- IATA: none; ICAO: KGOP; FAA LID: GOP;

Summary
- Airport type: Public
- Owner: City of Gatesville
- Location: Gatesville, Texas
- Elevation AMSL: 905 ft (276 m)
- Coordinates: 31°25′17″N 097°47′49″W﻿ / ﻿31.42139°N 97.79694°W

Map
- GOP Location within Texas

Runways
| Direction | Length |  | Surface |
| ft | m |
| 17/35 | 3,400 | 1,036 | Asphalt |

Statistics (2003)
- Aircraft operations: 4,200
- Source: Federal Aviation Administration

= Gatesville Municipal Airport =

Gatesville Municipal Airport is a public airport located three miles (5 km) west of the central business district of Gatesville, a city in Coryell County, Texas, United States. This general aviation airport is owned by the City of Gatesville. It was formerly known as City-County Airport, at which time it was co-owned by Coryell County.

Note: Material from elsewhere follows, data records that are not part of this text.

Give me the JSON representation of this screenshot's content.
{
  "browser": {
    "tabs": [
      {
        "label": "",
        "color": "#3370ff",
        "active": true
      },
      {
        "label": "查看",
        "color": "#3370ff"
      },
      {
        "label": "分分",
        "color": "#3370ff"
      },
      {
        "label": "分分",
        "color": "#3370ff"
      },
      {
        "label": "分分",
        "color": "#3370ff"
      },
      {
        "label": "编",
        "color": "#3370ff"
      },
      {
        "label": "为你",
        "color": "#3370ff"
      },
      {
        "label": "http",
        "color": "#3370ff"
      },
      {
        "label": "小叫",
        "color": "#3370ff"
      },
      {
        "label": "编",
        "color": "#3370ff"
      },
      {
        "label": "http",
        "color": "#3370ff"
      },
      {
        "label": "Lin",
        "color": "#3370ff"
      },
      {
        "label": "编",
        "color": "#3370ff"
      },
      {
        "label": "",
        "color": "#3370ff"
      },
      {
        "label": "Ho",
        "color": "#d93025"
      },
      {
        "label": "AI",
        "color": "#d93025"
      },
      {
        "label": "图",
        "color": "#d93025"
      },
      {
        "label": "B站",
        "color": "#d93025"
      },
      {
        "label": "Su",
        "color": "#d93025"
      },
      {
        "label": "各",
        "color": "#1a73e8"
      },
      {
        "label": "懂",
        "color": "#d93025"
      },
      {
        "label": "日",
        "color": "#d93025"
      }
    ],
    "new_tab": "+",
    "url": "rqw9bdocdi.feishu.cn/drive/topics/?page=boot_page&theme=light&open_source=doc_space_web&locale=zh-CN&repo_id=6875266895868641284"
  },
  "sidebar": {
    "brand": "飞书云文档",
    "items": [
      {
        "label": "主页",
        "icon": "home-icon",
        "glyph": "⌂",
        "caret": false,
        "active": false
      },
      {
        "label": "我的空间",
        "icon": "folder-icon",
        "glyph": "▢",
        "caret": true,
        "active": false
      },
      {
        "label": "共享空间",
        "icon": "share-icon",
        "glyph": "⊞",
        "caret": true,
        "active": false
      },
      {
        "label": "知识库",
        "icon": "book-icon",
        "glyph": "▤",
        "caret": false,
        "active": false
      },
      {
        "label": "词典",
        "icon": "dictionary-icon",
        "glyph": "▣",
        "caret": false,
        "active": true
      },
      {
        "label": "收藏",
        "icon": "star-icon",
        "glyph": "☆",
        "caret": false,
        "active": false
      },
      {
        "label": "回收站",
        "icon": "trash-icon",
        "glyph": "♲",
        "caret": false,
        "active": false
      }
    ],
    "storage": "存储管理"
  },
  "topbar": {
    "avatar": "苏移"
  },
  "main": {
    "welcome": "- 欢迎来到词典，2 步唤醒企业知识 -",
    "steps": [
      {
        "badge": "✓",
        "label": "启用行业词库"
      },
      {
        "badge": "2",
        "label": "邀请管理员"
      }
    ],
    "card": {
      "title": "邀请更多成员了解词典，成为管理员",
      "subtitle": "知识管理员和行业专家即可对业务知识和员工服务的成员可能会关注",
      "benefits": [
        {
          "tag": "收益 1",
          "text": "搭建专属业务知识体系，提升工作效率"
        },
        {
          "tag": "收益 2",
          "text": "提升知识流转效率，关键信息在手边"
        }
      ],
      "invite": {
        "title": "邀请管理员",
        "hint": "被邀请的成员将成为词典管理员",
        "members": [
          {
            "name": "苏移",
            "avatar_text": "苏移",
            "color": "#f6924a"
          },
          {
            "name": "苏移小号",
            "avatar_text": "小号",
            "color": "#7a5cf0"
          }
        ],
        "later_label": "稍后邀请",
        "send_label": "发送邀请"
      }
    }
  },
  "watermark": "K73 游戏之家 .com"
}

Although most U.S. airports use the same three-letter location identifier for the FAA and IATA, Gatesville Municipal Airport is assigned GOP (formerly 05F) by the FAA but has no designation from the IATA (which assigned GOP to Gorakhpur Airport in Gorakhpur, India).

== Facilities and aircraft ==
Gatesville Municipal Airport covers an area of 51 acre which contains one Asphalt paved runway, 17/35, measuring 3,400 x 60 ft (1,036 x 18 m).

For the 12-month period ending February 19, 2003, the airport had 4,200 aircraft operations, 100% of which were general aviation.